Ransomware Victims Shelling Out Despite Government Advice

As ransomware woes beset more and more organizations following a series of notable hacking incidents hitting headlines, the decision to pay up has become a pure cost-benefit business compromise. Though the federal government’s official recommendation asks victims to stand tall in the face of ransom threats, an increasing number of companies are seeking outside guidance to help facilitate payments. This is about more than saving face. Many victims do not have the necessary financial leverage to withstand cessation of operations and protracted recovery campaigns.

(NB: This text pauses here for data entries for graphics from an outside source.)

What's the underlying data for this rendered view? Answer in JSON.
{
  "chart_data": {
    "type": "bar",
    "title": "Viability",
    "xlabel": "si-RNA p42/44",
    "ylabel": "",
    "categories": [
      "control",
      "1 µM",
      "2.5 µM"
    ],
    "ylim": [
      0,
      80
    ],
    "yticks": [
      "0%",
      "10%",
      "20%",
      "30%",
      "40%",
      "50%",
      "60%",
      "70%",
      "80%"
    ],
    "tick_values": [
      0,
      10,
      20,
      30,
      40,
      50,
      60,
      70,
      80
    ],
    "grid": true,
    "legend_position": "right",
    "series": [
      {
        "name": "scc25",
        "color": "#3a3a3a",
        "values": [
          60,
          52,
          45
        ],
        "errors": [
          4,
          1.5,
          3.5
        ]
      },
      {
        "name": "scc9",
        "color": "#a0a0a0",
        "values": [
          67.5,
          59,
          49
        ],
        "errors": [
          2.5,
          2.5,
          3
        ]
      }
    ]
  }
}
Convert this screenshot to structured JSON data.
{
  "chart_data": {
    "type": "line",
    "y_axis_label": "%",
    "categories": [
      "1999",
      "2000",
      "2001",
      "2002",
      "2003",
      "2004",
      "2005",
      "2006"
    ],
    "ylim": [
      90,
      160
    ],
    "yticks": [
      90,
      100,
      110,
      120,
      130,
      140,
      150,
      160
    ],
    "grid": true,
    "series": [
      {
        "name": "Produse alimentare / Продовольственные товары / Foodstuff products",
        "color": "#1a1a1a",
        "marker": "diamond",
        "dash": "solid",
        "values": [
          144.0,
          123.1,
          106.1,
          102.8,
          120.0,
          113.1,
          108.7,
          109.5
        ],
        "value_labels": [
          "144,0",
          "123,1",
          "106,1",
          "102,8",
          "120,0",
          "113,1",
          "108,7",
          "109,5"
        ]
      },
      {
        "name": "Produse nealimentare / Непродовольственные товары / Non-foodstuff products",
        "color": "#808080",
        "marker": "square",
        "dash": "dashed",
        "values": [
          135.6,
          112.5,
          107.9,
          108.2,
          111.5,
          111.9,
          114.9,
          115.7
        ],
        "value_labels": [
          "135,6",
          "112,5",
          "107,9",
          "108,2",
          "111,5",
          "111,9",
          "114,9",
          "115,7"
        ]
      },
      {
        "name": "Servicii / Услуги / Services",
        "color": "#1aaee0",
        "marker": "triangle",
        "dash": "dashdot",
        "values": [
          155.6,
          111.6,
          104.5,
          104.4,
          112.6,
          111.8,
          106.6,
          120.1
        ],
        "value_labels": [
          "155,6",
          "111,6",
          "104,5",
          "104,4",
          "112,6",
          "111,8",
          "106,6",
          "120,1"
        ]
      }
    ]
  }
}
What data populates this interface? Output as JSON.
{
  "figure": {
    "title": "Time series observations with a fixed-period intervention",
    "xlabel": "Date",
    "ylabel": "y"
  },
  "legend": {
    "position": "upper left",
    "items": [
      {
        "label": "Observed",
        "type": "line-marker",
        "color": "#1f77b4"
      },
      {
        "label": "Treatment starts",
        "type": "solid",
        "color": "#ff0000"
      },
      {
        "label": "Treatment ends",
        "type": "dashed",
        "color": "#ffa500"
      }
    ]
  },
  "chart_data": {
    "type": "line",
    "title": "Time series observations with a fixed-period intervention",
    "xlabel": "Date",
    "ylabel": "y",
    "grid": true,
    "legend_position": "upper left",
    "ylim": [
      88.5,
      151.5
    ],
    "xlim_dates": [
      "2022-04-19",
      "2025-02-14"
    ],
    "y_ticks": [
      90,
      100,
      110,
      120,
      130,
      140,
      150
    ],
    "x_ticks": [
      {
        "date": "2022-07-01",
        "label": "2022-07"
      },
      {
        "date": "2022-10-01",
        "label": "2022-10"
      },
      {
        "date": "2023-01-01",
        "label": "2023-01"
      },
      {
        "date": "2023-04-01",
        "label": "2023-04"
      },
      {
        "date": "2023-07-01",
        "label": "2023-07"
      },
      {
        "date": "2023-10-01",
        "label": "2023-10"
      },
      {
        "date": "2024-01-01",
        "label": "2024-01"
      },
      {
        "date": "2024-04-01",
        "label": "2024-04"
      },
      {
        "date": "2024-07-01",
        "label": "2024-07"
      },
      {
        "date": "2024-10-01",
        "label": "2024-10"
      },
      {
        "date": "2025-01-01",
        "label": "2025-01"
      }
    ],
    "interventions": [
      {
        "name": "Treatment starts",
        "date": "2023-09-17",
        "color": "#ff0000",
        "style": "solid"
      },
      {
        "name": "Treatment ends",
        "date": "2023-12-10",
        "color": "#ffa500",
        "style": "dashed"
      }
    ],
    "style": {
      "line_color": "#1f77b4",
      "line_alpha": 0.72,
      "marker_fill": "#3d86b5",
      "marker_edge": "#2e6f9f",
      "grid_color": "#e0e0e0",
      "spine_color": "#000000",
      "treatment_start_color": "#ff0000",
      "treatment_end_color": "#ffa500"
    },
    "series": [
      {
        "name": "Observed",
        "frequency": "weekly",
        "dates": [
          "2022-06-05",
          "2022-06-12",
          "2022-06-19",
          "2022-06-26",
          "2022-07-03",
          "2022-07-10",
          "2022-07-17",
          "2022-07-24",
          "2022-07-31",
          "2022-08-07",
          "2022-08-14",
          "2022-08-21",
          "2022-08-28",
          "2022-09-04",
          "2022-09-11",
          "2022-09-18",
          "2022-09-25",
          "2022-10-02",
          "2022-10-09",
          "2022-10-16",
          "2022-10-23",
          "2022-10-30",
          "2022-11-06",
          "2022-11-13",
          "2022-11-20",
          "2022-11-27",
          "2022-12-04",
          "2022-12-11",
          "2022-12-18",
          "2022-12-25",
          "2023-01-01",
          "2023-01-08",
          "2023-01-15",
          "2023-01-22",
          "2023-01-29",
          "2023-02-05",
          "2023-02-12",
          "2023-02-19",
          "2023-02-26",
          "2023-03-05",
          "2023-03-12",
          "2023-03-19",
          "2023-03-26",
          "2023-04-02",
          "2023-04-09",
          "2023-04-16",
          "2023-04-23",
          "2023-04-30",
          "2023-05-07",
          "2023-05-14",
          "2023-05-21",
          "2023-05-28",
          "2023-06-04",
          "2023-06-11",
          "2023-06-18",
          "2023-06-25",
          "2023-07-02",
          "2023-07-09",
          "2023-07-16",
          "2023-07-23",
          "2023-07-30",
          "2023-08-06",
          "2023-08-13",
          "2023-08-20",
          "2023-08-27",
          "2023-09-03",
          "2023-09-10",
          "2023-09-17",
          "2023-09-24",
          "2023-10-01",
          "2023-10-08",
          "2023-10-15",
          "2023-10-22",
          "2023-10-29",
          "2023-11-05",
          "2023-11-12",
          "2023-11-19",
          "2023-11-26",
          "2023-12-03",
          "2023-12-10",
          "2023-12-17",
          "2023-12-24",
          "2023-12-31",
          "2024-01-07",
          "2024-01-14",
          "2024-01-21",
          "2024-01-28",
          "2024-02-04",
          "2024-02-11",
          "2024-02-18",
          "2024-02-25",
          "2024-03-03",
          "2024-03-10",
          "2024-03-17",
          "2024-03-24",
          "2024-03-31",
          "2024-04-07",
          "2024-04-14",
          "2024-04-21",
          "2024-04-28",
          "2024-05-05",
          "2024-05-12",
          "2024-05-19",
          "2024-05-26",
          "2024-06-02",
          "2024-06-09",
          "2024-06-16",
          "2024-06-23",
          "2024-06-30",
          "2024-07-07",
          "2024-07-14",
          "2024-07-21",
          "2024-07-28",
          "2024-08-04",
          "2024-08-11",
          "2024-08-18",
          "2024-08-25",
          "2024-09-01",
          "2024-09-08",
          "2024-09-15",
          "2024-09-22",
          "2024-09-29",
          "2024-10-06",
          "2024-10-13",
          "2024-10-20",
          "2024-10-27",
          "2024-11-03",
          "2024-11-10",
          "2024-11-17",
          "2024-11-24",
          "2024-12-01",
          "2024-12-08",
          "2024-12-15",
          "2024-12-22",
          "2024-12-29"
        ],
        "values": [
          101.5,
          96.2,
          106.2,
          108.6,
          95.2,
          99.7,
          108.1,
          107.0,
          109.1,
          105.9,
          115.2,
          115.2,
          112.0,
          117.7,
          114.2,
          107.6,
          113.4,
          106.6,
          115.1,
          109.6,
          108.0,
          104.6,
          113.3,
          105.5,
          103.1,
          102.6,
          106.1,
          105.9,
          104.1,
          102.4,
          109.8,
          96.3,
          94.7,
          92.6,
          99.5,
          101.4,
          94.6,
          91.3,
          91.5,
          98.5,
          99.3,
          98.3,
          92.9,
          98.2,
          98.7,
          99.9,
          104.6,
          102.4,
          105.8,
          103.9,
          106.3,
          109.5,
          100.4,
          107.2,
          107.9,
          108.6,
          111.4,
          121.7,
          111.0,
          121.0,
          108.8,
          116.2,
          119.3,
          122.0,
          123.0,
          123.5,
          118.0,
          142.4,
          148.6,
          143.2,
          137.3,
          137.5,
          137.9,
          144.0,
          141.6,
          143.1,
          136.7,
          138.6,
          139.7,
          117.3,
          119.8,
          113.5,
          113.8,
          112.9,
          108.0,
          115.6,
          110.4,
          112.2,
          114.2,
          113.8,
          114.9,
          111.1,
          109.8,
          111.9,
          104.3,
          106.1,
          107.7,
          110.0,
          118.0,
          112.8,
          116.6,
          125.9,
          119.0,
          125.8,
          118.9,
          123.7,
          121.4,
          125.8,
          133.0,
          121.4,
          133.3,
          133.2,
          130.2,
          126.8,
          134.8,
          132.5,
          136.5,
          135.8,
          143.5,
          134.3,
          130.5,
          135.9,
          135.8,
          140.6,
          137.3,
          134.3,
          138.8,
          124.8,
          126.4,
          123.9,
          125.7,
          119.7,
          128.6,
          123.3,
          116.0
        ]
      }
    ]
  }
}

The current cybersecurity counter-strategies for ransomware, both preventative and post-attack, are not nearly encouraging enough for companies to live up to the optimistic non-payment instruction from the government. In fact, consulting firms such as Booz Allen Hamilton have carved a private sector niche for serving victimized companies needing assistance with the often complex payment arrangements associated with these ransoms. The government’s call to completely rebuff hackers is surely meant to mitigate these risks, but firms work with digital currency brokers and run the money through top-down compliance checks to avoid pitfalls. Private firms are not advocating payment, but want their clients to maintain control of the final business decision.

Giving in to ransom demands is not the exercise in defeatism it’s been branded as; rather, companies are simply striving to keep their heads above water by resuming day-to-day functionality. Former NSA Analyst and Cofounder of BreachQuest, Jake Williams, said, “While it's easy to say that ransoms should never be paid, that's just not the reality for too many organizations. I would love to never broker a ransom again, the thought of it makes me a bit nauseated. But I also won't pretend that paying ransoms hasn't been a net positive for most of the organizations I've done it for. Even when we're not talking about something as big as the Colonial Pipeline, getting the business operational again has real impacts outside of cyberspace.”

For Colonial, forking over several million dollars in cryptocurrency paid off twofold. Not only was the pivotal pipeline reopened in the nick of time to prevent total chaos in the gas market, but a sizable portion of the money was recovered by the newly-created Ransomware and Digital Extortion Task Force of the Justice Department. The high-profile nature of Colonial’s plight points to this semi-happy ending being more of an exception than a rule. Even if government intervention leads to an eventual ransom retrieval, there is too much at stake for companies to be comfortable with the idea of lying in wait for a life preserver.

In theory, the U.S. government’s recent elevation of cybercrime to a terrorism-level security threat priority is perfectly consistent with the recommendation of withholding payment. Compliance with malicious actors is not optimal, but in the face of shutting down operations or losing control of sensitive data, companies with no immediate, proven solutions for countering ransomware attacks aren’t likely to adhere to the guidance. Further legislative action and government agency cooperation could afford vulnerable organizations an improved confidence and ultimately make the federal “stonewalling” mandate feasible.